Picking up where the train of thoughts the previous video began, I was cued in to all the neat freebies there were on the XBLA, including most notably for the timing which ones featured online play.
This train of thought led our quest for online shenanigans to another unlikely tale of a game being made free to all who would take up such an offer. Aegis Wing, as its initial loading screen states, this was the result of the efforts of three Microsoft interns... and apparently also the audiovisual resources provided by now-defunct first-party Microsoft Casual Games developer Carbonated Games just to give it that extra polished look and feel.
The result, yet again (and I mean, it wouldn't be on my upload queue if I didn't at least feel there was some merit to it) is a game that is surprisingly developed and satisfying for such a small-scale title.
This game is a scrolling space shooter game, more specifically of the right-to-left variety. I have something of an odd history with this sort of game... I love what they fundamentally stand for, a very simple and inherently gratifying gameplay progression with all the necessary visceral pleasure of shooting things and making them go boom built-in to the game itself.
The "problem" comes in when things will invariably need to get intense (a game isn't interesting if it never shakes things up or tries to stop you from succeeding right?) and there are only really so many ways that this can be accomplished. Generally, things get either faster or more filled with death-causing objects... or both. I'm not really qualified to point out which of these is most likely to escalate my frustration past the enjoyment threshold, but it can be reasonably assumed that the ultimate result is that I'm only a moderately acceptable pilot and certain games are designed with more skilled players in mind.
So I guess what I'm saying is that to earn my enjoyment, a game must provide conflict without crushing my fragile hopes like so much space dust into the abyss by dancing on the razor's edge of what I can and can't handle. Maybe if I actually played these things more than recreationally, I'd get more out of the genre as a whole... but NOPE, me-time is fun-time!

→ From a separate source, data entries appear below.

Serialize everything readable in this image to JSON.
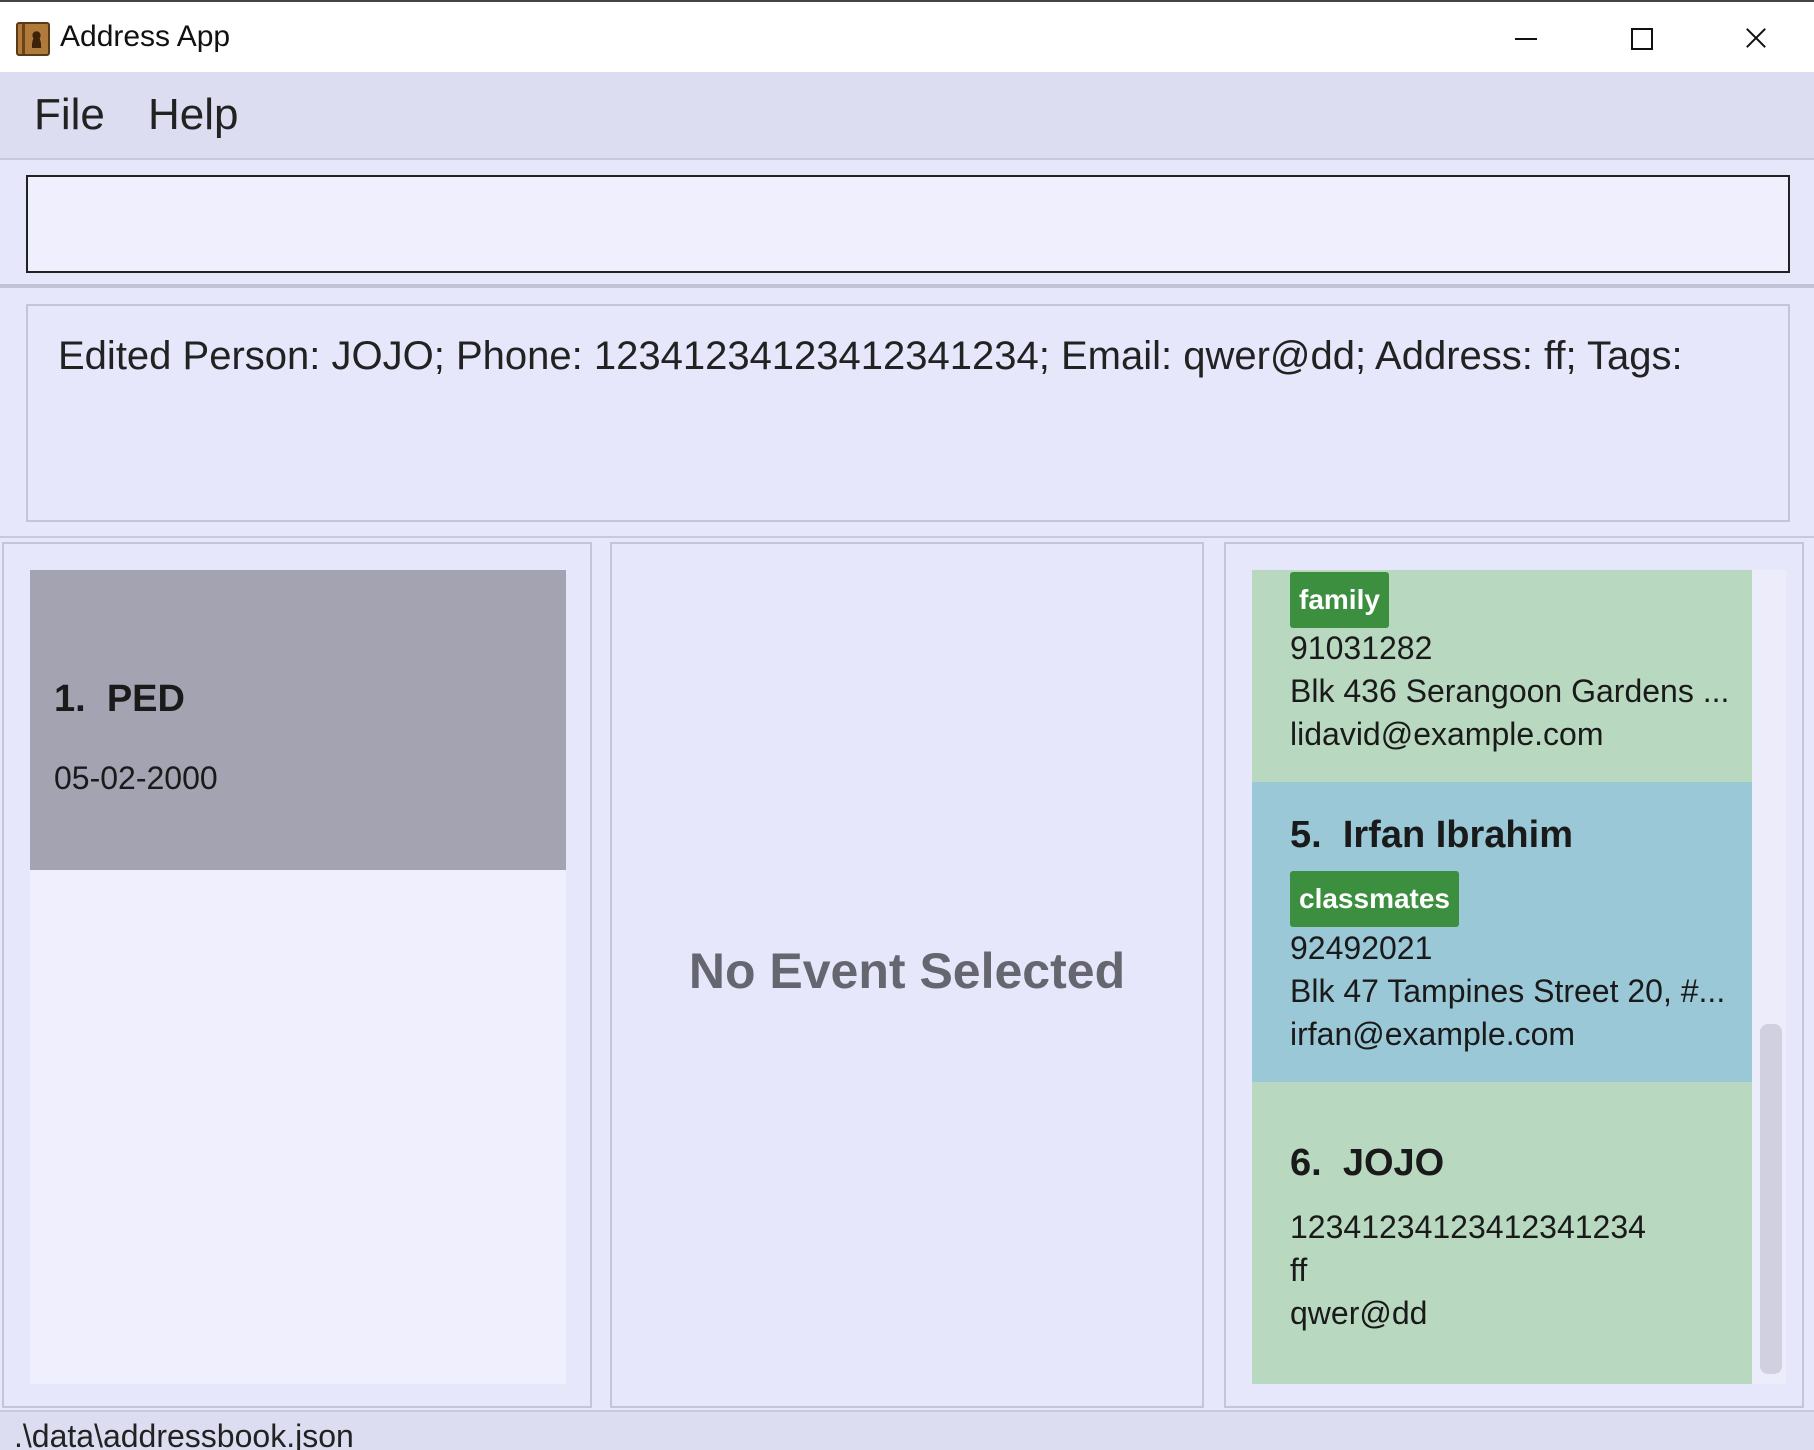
{
  "window": {
    "title": "Address App"
  },
  "menu": {
    "file": "File",
    "help": "Help"
  },
  "command": {
    "value": "",
    "placeholder": ""
  },
  "result": {
    "text": "Edited Person: JOJO; Phone: 12341234123412341234; Email: qwer@dd; Address: ff; Tags:"
  },
  "events": [
    {
      "index": "1.",
      "name": "PED",
      "date": "05-02-2000"
    }
  ],
  "event_detail": {
    "empty_text": "No Event Selected"
  },
  "persons": [
    {
      "tag": "family",
      "phone": "91031282",
      "address": "Blk 436 Serangoon Gardens ...",
      "email": "lidavid@example.com"
    },
    {
      "index": "5.",
      "name": "Irfan Ibrahim",
      "tag": "classmates",
      "phone": "92492021",
      "address": "Blk 47 Tampines Street 20, #...",
      "email": "irfan@example.com"
    },
    {
      "index": "6.",
      "name": "JOJO",
      "phone": "12341234123412341234",
      "address": "ff",
      "email": "qwer@dd"
    }
  ],
  "status": {
    "path": ".\\data\\addressbook.json"
  },
  "colors": {
    "selected_card": "#a3a3b1",
    "person_green": "#b9d8c0",
    "person_blue": "#9bc8d7",
    "tag": "#3c8f3e"
  }
}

Oh, and I do enjoy once in awhile subjecting myself to the phenomenon known as "bullet hell," but my tolerance for such frantic action is somewhere between what you'll see in this game and the likes of Ikaruga, which is less about bullet hell and more about a fun gimmick about polarity-specific bullets than anything else, so that should give you an idea as to where I am on the sliding scales of hell and back... which isn't all that far up the food chain, but I consider it some small accomplishment that I can even begin to have an opinion on it. (...hooray?)
Stage 1: Turning Point
The game is relatively simple in its basic elements but can get just a little complex as things get more hectic. It's almost certainly on the "easier" side of things, so if you're a super shooter nut, you might find yourself bored, but the main draw here is the multiplayer capacity and the fact that it's a free game, dangit.
We won't see too much that's outside of normal expectations in this first stage, though, which is pretty nice of them... I'm glad that it doesn't give me much to explain or have to tell people that an explanation is forthcoming, because I used up all my description character limit just laying a groundwork.
The one thing that took me embarrassingly long to figure out was how the life bars worked. They're the little rings around each player's lives indicator, which basically reduces by a third each time you eat a bullet to the chassis. Once you're out of shields and you have a completely empty circle, you explode when you next take damage. If you touch a solid object or any sufficiently strong attack, you'll explode immediately.
There are six different powerups, not all of which will factor into this installment equally much:
-Shield (a green "coin" pickup): lets you create a shield around your ship which will turn any incoming hostile bullets into a burst of bullets fired from the point of impact back at enemies. It will eventually begin to blink and then disappear after a certain length of time.
-Missiles (a big cartoony missile pickup): unleashes a salvo of missiles that will individually home on any enemy they can find before they impact something or eventually disappear.
-EMP (a yellow box pickup): triggers a (nearly) invisible pulse from your current position, disabling enemy ships and erasing bullets in your vicinity.
-Laser (a blue box pickup): lets you fire a deadly laser beam directly forward from your position that will destroy any regular enemy regardless of its normal durability.
-Health (a red and white cross): refills your shields completely.
-Extra Life (a ship pickup): seems self-explanatory, but not in the way you'd think... this won't actually show up until a later installment in this series.